India's state of the internet was recorded by Akamai during the Q4 2016 period, where it grabbed the 97th position with 5.6Mbps average connectivity speed from a lagging 105 rank until three months ago.

"Internet connection speeds continued to show positive long-term trends around the world, with particularly strong year-over-year increases across all broadband adoption metrics", Belson clarified.

NBN acknowledged the results in a press release, and said that consideration should be given to the fact that Akamai's report measures "average speeds delivered at a point in time across 10 million services most of which are old ADSL services, not the actual speeds the nbn™ network can deliver".

As usual the highest average broadband speeds were primarily in the eastern part of the U.S. The District of Columbia had the highest average connection speed - 26.7 Mbps - in the fourth quarter of 2016.

The report also shows that Australia scored a distant 67th place globally for 4 Mbps or higher broadband adoption, at just 76%.

In the fourth quarter of 2016, almost 807 million unique IPv4 addresses connected to the Akamai Intelligent Platform, which is a 0.4% decrease as compared to the fourth quarter of 2015. The Akamai Intelligent Platform is a globally deployed platform that daily serves about two trillion web content requests.

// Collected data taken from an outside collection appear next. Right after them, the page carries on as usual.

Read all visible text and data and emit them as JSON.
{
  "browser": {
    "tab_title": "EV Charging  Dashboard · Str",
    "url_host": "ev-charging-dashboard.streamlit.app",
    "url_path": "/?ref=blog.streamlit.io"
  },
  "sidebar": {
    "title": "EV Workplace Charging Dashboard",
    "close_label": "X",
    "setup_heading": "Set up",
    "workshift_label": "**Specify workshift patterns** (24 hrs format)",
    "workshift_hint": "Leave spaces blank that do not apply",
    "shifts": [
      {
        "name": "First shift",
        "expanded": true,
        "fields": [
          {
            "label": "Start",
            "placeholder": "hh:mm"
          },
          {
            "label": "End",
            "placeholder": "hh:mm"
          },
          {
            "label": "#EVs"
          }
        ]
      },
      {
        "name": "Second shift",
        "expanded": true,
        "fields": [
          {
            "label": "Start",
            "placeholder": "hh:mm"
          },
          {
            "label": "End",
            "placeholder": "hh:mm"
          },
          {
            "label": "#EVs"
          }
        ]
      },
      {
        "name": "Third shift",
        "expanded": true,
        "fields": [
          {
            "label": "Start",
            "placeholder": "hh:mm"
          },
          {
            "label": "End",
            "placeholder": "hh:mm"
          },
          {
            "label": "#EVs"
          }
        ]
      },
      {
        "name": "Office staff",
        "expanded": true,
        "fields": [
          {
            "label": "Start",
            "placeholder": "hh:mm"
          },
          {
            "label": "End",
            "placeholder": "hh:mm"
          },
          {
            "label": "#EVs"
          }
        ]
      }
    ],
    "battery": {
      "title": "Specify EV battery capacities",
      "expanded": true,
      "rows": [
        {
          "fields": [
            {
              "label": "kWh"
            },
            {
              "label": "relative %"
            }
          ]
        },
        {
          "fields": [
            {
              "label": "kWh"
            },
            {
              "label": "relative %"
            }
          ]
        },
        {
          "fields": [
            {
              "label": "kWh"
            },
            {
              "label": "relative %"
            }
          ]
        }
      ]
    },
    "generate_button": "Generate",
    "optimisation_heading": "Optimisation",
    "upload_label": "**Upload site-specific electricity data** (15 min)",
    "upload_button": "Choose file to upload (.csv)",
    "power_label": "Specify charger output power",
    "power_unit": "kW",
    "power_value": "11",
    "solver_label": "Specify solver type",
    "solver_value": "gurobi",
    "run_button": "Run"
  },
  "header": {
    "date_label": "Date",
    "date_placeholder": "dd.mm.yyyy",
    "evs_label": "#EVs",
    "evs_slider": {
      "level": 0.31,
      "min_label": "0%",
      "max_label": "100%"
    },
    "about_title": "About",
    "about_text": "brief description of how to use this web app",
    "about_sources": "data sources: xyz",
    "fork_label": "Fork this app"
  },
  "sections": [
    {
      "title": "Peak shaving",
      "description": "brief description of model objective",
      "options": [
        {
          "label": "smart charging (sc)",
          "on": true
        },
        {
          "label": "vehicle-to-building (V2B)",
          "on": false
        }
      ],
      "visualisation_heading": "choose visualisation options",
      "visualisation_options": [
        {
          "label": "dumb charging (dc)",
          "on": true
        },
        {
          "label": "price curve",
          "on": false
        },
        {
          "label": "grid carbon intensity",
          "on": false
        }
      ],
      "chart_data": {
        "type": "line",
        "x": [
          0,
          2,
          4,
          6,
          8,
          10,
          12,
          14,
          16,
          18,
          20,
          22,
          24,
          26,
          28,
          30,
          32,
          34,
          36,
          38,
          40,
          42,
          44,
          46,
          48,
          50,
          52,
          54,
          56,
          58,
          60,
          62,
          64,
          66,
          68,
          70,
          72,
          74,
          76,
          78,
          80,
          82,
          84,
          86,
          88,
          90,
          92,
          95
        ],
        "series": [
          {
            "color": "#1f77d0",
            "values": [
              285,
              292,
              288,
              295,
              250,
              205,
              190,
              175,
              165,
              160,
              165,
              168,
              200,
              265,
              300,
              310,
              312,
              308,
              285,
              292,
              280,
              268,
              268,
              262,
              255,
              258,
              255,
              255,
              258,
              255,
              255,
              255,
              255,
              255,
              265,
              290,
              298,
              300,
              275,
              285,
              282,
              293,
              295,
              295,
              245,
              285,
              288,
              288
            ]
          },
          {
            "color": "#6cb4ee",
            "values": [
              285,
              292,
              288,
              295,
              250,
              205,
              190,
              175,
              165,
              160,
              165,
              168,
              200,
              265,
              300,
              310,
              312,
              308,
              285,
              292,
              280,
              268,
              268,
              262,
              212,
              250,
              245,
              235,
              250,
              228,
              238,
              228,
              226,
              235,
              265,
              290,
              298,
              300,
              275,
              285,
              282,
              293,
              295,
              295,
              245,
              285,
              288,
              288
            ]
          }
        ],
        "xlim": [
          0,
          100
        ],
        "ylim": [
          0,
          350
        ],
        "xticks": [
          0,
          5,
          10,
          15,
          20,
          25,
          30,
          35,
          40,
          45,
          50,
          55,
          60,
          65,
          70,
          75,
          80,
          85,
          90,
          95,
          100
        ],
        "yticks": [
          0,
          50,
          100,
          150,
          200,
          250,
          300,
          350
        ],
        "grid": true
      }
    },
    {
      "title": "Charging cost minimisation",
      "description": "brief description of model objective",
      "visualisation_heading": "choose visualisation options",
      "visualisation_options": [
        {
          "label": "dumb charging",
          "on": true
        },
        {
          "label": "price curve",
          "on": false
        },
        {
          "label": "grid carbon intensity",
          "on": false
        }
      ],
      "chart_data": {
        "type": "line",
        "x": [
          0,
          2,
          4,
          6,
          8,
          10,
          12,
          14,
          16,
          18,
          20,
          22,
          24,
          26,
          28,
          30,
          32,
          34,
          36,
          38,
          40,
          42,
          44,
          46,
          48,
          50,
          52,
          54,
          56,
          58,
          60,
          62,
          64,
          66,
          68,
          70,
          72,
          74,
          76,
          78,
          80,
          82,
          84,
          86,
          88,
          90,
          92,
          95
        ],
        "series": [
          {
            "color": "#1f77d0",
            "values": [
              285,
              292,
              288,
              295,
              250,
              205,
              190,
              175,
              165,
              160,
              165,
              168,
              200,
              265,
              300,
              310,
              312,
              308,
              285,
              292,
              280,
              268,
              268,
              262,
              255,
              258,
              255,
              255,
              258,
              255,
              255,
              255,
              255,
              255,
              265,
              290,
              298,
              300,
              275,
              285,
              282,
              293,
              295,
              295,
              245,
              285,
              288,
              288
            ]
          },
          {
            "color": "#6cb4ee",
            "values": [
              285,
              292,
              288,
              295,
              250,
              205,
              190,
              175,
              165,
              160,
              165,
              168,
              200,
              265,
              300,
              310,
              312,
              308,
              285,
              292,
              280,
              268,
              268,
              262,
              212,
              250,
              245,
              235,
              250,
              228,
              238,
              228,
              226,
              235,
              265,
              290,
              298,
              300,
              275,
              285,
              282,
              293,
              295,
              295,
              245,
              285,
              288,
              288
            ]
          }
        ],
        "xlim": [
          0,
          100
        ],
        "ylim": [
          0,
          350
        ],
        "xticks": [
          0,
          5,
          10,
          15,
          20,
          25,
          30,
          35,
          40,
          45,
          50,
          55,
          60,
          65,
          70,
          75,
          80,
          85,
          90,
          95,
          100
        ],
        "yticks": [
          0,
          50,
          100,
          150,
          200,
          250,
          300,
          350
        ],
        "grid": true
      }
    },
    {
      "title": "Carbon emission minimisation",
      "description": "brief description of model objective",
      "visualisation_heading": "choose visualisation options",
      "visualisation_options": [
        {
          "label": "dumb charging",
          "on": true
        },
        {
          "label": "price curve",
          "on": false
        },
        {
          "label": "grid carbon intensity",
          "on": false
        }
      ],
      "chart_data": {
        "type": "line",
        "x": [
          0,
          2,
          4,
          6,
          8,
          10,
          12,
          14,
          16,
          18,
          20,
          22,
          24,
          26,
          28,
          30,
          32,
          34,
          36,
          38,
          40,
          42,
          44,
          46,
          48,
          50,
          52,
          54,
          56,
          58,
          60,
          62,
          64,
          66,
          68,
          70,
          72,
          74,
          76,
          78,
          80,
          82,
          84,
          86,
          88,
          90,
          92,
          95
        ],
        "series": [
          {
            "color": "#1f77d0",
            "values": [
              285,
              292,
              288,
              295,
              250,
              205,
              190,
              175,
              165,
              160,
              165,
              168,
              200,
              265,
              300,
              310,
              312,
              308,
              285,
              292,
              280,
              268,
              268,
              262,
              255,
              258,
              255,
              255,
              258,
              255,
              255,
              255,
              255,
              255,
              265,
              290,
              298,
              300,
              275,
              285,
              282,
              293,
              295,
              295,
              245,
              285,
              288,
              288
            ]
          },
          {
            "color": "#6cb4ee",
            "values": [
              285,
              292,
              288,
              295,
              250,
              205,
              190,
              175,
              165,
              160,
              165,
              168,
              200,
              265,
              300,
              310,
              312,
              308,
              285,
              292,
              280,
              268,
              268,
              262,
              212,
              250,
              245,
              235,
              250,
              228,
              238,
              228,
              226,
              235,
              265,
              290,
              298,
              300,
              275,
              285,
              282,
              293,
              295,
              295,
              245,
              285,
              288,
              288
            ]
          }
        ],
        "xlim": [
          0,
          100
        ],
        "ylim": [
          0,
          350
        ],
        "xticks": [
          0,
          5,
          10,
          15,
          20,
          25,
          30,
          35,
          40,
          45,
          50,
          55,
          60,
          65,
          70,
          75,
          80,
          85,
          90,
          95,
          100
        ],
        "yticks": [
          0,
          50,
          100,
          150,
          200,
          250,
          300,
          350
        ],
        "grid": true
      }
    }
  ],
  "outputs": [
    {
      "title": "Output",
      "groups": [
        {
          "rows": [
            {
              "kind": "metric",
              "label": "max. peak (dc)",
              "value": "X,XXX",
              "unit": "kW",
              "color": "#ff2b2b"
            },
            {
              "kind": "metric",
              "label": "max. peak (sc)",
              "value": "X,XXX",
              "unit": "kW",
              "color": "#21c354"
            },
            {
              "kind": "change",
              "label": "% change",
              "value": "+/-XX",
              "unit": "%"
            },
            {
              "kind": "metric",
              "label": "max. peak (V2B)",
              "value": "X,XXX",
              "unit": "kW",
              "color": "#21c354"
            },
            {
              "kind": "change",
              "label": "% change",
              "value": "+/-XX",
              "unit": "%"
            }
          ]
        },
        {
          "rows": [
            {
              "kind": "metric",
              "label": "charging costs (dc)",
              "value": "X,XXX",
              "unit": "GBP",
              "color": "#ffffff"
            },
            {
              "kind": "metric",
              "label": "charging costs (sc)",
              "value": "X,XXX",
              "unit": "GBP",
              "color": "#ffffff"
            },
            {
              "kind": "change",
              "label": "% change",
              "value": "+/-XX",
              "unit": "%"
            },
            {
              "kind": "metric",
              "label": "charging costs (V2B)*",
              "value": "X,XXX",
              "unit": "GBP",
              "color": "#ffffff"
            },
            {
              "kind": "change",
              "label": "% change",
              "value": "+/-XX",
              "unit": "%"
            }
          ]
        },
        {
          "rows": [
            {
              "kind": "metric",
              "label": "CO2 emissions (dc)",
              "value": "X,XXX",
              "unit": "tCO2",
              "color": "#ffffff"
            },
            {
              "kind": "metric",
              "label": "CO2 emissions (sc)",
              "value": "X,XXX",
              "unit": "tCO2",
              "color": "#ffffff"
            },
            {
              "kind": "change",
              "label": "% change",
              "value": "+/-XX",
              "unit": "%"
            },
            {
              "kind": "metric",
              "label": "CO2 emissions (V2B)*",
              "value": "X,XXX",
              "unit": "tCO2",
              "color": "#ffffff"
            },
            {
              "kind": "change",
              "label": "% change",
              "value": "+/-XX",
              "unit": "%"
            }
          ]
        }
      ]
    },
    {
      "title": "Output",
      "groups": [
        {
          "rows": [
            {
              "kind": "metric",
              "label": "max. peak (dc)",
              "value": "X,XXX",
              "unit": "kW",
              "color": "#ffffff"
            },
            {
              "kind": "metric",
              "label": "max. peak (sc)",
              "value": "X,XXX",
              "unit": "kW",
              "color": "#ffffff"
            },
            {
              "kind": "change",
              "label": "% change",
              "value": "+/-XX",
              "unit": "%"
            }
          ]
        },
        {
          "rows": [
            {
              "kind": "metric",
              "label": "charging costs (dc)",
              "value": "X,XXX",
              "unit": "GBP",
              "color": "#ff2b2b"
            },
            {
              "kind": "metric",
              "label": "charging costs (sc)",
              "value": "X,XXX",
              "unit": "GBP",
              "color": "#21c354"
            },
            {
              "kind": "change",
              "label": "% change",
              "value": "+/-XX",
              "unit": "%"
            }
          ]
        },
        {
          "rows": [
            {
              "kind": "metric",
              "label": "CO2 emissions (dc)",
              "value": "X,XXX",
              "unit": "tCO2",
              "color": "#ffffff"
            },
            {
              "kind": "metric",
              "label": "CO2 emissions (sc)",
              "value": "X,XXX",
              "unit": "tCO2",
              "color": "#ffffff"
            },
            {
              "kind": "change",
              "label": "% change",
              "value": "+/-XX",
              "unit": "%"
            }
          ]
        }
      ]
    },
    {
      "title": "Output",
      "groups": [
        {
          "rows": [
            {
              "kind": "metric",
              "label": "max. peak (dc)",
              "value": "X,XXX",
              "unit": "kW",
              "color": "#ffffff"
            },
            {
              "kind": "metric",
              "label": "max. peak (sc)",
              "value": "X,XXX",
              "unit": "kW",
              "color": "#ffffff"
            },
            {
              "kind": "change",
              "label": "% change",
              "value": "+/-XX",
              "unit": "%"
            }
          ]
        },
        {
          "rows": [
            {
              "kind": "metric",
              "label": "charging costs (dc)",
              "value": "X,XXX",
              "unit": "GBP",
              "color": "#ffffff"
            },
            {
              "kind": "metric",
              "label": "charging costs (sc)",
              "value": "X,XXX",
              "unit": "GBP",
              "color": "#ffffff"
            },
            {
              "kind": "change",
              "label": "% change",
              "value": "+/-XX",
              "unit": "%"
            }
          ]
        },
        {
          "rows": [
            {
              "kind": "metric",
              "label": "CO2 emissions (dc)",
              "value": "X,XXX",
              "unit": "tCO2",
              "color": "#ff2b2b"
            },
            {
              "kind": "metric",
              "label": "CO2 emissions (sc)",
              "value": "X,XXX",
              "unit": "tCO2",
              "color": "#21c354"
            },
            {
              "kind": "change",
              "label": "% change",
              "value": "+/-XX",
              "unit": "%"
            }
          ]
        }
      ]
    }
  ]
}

There was significantly less IPv4 allocation/assignment activity in the fourth quarter, with 6.4 million addresses allocated/assigned versus 16 million in the third quarter.

For 10Mbps adoption, 14 percent of Internet connections were found to be above that speed, a 116 percent rise quarter-on-quarter, and 418 percent rise year-on-year.

Once again, South Korea had the fastest average connection speed of any nation in the world, with a 4Q16 speed of 26.1 Mbps.

The quarter also saw a series of disruptions, including technical issues at the Pakistan Telecommunication Company Limited (PTCL) which were blamed for a sudden drop in traffic to the country in December.